By that standard, @Simone_De_Beauvoir, we are all cheaters. For whom among us has not ever fantasized about someone not our spouse? That takes mental energy away from your spouse and, I guess, you would consider that cheating.
No, internet relationships are 90% fantasy. Indeed, our relationships with real people are probably 50% fantasy. Fantasies, in my book, are not cheating. It is only a credible threat of loss of companionship that is cheating. Clearly fleshly contact of an inappropriate sort that is real cheating. But it is not clear at all where fantasies of fear of loss cross the boundary into credible threats of loss.
I am aware that most women consider mental relationships more threatening than physical ones, but they are pretty much ignoring many inconvenient facts. If this were the real standard, then women would keep their men completely isolated from anyone else and any media, lest they have a thought that takes them away from the woman. This is obviously absurd, so clearly many women are not consistent in this.

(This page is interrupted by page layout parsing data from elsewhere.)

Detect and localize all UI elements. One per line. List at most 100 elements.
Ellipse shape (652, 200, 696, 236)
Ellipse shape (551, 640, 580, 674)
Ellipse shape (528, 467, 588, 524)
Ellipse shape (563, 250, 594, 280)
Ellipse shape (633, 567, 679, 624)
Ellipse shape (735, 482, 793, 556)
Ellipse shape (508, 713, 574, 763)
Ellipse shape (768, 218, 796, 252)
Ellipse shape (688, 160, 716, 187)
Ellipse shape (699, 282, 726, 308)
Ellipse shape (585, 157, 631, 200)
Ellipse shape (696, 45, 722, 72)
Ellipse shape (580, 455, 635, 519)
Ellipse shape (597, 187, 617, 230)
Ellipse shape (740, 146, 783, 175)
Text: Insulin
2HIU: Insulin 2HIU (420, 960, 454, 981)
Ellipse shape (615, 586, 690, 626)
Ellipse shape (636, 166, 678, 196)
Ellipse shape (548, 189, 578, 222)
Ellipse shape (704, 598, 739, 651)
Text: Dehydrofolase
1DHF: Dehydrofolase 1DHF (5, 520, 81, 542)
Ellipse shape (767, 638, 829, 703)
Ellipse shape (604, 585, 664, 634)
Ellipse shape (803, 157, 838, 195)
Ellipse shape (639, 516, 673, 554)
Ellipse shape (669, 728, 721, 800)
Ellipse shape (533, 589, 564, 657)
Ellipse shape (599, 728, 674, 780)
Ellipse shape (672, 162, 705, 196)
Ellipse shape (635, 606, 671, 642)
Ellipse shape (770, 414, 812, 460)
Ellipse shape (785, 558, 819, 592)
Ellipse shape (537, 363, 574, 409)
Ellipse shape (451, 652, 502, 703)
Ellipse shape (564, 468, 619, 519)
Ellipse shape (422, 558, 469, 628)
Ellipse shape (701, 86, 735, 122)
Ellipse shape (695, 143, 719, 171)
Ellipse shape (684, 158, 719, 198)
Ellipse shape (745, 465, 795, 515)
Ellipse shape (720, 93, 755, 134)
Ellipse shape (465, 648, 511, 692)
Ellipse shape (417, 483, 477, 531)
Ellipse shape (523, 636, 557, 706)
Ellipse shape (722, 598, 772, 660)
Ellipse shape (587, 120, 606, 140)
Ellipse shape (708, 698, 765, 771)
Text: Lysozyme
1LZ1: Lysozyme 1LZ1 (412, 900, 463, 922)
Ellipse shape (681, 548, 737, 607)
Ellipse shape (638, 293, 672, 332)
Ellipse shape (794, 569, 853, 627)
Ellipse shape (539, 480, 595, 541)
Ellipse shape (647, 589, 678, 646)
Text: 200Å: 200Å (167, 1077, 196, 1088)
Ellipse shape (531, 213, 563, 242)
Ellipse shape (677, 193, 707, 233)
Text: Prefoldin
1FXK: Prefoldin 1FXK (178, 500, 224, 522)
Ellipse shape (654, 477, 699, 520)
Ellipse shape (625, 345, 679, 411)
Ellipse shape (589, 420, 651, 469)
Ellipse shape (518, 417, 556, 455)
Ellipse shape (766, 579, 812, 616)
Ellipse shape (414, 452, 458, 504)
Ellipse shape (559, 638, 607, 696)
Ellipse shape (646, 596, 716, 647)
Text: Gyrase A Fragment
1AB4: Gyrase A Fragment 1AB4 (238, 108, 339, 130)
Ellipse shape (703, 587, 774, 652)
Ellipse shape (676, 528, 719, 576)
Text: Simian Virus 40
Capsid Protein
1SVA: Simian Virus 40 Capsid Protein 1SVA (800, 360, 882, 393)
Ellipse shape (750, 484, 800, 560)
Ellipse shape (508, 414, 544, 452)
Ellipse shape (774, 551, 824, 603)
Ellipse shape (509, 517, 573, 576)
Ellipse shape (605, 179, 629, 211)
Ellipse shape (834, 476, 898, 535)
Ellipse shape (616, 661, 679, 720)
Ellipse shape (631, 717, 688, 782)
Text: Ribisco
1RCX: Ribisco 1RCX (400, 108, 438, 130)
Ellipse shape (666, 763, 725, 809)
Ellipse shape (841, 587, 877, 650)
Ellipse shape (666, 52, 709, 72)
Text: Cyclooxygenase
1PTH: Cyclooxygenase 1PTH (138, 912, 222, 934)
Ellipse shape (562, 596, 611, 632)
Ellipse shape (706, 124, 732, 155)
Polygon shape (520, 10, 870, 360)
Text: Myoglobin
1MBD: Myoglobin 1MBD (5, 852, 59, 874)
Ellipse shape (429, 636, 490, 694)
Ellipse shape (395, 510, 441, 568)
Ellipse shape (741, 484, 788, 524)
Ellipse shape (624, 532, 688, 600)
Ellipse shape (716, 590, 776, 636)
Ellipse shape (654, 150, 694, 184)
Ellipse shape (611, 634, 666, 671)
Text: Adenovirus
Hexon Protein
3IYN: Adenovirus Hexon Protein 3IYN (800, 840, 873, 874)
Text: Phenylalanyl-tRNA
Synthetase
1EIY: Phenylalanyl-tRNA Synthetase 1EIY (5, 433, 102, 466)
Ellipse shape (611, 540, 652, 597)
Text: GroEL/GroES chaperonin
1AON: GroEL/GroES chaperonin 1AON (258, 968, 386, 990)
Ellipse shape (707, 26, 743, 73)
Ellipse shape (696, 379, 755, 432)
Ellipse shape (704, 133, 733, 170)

You might better argue that it is cheating because it is more likely to take a partner away from you in the real world. Cheating is a word that people seem to use for fear of loss. It is an emotional term, but, I think, has little relationship to reality. Common sense, of course is quite common, and far too often, the evidence does not support it.
What are the things that take people away from their SOs? Let’s see. Work. Hobbies. Food. Hanging out with friends. This is clearly the wrong standard. Yet is sure seems to be a common standard. We do not live in an enmeshed world, I hope. Judging by the responses here, people want their SOs around them 24/7.